Sure enough! The title and a quick read led me to think they had actually done the experiment. I'll change the word "demonstrated" to "scheme".
 
A minor quibble: This demonstrates "non-locality" no more - and no less - than traditional Bell tests with entangled particles. The issue, as is well known, is that such experiments show that either locality OR realism must be rejected to match the predictions of QM. It does not say which of these two must go. The title of the article could have been "Non-Realism of a Single Particle" just as easily - and just as accurately.
 
Okay, but I'm not changing the title again. :biggrin:
 
That's a bit superfluous: I don't think many physicists will contemplate abandoning realism at this stage. (Heck, could I even speak of other physicists if I did?)
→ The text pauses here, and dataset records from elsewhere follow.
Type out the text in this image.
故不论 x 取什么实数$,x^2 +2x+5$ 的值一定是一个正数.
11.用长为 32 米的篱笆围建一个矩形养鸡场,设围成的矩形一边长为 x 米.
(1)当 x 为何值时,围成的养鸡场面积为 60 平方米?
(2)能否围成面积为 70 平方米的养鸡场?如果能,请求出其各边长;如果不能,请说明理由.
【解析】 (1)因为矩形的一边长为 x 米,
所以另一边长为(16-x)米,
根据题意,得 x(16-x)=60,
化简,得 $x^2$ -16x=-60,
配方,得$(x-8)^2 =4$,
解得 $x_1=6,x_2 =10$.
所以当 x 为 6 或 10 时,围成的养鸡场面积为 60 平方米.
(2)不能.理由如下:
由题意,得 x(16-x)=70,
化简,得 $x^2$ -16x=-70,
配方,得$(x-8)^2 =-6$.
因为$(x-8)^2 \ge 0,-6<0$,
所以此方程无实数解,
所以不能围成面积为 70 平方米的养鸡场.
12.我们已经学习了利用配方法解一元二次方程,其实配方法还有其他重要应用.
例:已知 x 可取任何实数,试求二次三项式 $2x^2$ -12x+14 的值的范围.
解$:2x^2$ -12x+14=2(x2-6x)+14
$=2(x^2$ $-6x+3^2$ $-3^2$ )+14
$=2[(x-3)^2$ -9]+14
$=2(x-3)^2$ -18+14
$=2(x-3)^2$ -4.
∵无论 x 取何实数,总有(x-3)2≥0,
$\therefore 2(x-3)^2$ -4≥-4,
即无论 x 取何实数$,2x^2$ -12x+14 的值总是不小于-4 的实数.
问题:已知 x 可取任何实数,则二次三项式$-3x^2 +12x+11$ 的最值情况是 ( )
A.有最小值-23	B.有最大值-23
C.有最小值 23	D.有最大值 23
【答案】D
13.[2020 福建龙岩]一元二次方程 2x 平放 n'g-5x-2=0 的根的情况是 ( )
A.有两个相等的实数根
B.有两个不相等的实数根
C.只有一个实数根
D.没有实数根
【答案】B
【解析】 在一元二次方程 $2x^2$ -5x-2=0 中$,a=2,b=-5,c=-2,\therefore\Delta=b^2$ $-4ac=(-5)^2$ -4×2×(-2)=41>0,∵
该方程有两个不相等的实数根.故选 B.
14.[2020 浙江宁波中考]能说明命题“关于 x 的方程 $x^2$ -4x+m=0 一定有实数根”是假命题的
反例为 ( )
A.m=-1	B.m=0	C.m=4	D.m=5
Very interesting claim, that entanglement is just superposition (a classical wave effect.. basically reduces most of "the mystery" to ol' Fourier math), I'm keen to see how this is received (particular by Zeilinger et al).
 
Just like all the other experiments of this type it "proves" non-locality (or non-realism) only if other, supplementary assumption is hold true. One must assume that the particles' properties, as they leave the source, are not influenced by the presence of the experimental setup (prism, detectors, Alice & Bob, etc). This is hardly an acceptable hypothesis.